'Windbots' could explore the skies of Jupiter

Scientists at JPL are studying ‘windbots’ concepts that might stay aloft for long periods in atmospheres of giant planets, like Jupiter.

An artist’s rendering shows a windbot bobbing through the skies of Jupiter, drawing energy from turbulent winds there. This notional windbot is portrayed as a polyhedron with sections that spin to absorb wind energy and create lift, although other potential configurations are being investigated.   Credit: NASA/JPL-Caltech

The ‘windbots’ might use turbulence for lift and to generate power.

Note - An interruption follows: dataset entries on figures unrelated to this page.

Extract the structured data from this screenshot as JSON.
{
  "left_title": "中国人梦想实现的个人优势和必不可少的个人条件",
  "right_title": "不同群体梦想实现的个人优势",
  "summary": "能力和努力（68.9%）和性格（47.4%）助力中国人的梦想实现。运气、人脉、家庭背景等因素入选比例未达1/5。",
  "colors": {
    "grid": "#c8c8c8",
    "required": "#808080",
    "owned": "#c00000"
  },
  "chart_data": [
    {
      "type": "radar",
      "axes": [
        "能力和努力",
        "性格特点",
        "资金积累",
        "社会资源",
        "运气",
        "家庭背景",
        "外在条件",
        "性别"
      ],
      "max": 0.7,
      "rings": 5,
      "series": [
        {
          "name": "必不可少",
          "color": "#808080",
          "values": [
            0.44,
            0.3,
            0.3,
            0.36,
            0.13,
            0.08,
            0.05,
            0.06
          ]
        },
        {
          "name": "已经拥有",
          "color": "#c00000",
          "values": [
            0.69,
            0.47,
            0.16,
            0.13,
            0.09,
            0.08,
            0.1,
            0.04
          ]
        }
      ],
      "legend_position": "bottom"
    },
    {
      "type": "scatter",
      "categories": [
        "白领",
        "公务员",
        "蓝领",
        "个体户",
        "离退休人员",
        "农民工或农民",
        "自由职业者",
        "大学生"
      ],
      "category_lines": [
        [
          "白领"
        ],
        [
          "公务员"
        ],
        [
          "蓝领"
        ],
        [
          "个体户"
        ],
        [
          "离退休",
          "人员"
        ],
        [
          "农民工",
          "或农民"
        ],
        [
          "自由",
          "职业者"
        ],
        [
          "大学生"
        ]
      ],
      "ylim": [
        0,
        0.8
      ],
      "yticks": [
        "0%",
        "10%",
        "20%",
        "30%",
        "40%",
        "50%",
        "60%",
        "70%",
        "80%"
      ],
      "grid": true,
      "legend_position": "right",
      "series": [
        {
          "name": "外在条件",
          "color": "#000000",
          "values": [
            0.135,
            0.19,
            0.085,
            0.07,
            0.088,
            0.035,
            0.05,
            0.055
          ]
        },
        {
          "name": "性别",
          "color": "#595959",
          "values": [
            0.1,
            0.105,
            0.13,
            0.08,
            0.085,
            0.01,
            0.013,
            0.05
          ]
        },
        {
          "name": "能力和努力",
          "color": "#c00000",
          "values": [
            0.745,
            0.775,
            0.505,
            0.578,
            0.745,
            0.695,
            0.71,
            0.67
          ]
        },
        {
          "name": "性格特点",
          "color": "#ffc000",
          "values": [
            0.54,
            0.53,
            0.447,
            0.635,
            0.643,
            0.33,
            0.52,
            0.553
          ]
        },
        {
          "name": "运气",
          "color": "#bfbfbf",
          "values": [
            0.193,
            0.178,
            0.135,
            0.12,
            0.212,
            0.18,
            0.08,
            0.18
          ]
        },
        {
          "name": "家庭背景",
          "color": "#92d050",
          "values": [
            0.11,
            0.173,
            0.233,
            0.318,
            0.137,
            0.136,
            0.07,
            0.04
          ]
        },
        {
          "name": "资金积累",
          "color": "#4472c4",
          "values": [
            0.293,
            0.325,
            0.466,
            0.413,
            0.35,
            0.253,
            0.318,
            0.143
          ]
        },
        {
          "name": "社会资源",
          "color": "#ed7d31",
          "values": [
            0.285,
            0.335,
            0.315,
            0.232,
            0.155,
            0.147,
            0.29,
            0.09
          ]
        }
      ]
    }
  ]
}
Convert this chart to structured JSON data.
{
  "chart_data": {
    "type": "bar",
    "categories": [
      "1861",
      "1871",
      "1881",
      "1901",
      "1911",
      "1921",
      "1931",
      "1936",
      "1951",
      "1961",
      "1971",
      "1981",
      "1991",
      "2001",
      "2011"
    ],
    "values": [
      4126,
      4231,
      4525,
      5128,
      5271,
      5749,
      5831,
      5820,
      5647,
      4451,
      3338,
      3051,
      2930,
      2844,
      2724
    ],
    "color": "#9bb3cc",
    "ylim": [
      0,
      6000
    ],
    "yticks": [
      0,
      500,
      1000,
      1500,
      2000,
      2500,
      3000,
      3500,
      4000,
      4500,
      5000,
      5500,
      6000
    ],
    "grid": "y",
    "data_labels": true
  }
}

Among designers of robotic probes to explore the planets, there is certainly no shortage of clever ideas. There are concepts for robots that are propelled by waves in the sea. There are ideas for tumbleweed bots driven by wind, rolling across Antarctica or Mars. Recently a team of engineers at NASA’s Jet Propulsion Laboratory in Pasadena, California, wondered if a probe could be buoyant in the clouds of Earth or a distant gas giant planet, like Jupiter.

That team has recently begun studying their question, thanks to a one-year, $100,000 study, funded by NASA’s Innovative Advanced Concepts (NIAC) program. They’re investigating the feasibility of creating a windbot, a new class of robotic probe designed to stay aloft in a planet’s atmosphere for a long time without wings or hot-air balloons. The NASA-funded study will systematically investigate how future spacecraft of this kind could stay airborne and harvest energy.

Although no mission is currently scheduled to utilize windbots, the researchers hope their study will open new avenues for atmospheric science on gas giant planets using high-mobility robotic explorers.